Untuk membuat adonan bakso, dipotong-potong kecil daging, kemudian cincang
halus dengan menggunakan pisau tajam atau di blender. Setelah itu, daging
dicampur dengan es batu atau air es (10-15% berat daging) dan garam serta
bumbu lainnya sampai menjadi adonan yang kalis dan plastis sehingga mudah
dibentuk. Sedikit demi sedikit ditambahkan tepung kanji agar adonan lebih
mengikat. Penambahan tepung kanji cukup 15-20% berat daging (Widayat, 2011).

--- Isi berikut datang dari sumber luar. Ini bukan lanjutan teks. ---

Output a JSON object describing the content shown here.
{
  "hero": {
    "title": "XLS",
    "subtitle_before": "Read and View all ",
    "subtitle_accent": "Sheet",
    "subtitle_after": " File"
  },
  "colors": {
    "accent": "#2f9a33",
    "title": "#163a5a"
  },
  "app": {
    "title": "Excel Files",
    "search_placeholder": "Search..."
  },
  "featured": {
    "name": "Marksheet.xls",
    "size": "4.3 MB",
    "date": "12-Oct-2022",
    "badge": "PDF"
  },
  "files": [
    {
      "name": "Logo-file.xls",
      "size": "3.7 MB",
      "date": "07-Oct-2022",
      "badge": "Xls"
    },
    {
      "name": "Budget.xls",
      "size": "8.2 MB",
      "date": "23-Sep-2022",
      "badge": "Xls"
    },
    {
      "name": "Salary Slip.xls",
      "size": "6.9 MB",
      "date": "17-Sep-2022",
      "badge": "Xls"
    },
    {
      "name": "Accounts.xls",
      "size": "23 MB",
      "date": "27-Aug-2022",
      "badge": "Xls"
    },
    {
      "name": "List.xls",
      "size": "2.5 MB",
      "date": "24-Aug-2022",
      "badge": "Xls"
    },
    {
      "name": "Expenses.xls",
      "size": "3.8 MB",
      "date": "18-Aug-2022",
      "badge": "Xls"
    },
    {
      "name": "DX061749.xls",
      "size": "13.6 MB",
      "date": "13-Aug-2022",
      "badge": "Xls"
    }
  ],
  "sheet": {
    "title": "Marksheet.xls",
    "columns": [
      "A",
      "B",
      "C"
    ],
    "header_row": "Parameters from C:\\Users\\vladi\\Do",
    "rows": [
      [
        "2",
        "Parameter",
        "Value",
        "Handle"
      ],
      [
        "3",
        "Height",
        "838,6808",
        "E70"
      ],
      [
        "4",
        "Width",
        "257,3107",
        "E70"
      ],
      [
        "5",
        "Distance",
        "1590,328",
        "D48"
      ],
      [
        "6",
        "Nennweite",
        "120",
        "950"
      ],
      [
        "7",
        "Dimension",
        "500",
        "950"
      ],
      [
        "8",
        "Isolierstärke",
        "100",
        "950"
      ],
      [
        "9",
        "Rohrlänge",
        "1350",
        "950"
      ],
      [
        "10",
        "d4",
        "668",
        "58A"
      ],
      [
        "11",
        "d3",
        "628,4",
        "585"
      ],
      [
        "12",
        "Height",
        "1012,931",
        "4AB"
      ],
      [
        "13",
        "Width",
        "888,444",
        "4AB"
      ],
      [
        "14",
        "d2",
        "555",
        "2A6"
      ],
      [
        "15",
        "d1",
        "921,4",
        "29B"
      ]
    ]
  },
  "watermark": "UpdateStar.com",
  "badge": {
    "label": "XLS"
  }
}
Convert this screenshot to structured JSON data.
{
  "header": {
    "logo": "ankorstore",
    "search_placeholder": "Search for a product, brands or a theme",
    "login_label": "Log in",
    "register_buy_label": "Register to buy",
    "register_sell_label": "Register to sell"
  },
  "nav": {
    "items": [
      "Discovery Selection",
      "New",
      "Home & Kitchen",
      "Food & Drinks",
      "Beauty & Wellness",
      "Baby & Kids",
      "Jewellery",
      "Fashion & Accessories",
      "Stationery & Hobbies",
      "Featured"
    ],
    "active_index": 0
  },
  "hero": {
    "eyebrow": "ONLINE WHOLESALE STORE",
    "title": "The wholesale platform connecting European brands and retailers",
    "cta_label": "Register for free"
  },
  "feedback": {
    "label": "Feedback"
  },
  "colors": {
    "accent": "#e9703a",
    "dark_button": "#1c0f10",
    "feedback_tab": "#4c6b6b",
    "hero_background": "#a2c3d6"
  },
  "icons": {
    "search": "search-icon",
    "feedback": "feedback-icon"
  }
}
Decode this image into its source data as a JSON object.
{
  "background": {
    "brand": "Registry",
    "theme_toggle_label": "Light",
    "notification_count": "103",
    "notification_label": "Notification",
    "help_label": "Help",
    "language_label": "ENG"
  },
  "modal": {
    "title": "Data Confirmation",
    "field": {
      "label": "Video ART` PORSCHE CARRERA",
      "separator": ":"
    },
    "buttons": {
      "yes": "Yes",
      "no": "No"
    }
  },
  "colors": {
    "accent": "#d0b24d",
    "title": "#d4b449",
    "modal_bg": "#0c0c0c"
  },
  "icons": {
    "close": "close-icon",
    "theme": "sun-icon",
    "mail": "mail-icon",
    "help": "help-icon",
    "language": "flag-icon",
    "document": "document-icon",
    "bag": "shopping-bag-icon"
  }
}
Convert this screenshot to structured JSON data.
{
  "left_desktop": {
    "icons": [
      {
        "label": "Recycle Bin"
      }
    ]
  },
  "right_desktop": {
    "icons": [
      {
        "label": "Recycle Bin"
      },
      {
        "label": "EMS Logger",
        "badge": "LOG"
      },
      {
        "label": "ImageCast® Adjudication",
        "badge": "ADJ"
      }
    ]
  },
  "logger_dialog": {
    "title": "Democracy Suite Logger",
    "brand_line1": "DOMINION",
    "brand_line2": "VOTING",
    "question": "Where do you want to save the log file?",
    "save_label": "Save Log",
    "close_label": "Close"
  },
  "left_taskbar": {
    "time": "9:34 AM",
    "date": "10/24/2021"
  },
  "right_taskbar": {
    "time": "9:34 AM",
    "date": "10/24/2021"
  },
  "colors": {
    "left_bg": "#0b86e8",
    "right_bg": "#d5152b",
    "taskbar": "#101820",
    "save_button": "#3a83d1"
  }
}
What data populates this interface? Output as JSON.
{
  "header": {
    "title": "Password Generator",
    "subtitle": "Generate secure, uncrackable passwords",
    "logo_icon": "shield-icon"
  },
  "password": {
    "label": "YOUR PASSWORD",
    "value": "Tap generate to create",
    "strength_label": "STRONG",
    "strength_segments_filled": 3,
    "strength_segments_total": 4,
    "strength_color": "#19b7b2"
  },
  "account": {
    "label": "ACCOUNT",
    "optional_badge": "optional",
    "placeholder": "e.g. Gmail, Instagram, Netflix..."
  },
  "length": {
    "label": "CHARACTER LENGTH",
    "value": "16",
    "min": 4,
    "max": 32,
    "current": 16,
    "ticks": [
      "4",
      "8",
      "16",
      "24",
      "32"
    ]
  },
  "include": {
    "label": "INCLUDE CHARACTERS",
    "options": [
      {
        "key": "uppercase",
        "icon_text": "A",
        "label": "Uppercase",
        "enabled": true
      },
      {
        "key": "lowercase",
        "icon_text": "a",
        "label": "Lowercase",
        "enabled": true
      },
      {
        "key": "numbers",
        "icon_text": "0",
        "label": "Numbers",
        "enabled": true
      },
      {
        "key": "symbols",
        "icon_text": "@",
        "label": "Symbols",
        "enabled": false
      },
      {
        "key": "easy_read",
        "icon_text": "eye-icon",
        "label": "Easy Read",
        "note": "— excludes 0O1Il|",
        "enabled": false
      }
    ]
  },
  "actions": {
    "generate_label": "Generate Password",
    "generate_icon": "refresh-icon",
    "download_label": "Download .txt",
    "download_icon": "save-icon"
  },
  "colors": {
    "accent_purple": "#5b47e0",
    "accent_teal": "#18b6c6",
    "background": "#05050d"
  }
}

Pembentukan adonan menjadi bola-bola bakso dapat dilakukan dengan
menggunakan tangan atau dengan mesin pencetak bola bakso. Jika memakai
tangan, adonan diambil dengan sendok makan lalu diputar dengan tangan
sehingga terbentuk bola bakso. Bagi yang telah mahir, untuk membuat bola bakso
cukup mengambil segenggam adonan lalu diremas-remas dan ditekan ke arah ibu
jari. Adonan yang keluar dari ibu jari dan telunjuk membentuk bulatan lalu
diambil dengan sendok kemudian direbus dalam air mendidih selama ± 3 menit
kemudian diangkat dan ditiriskan (Widayat, 2011).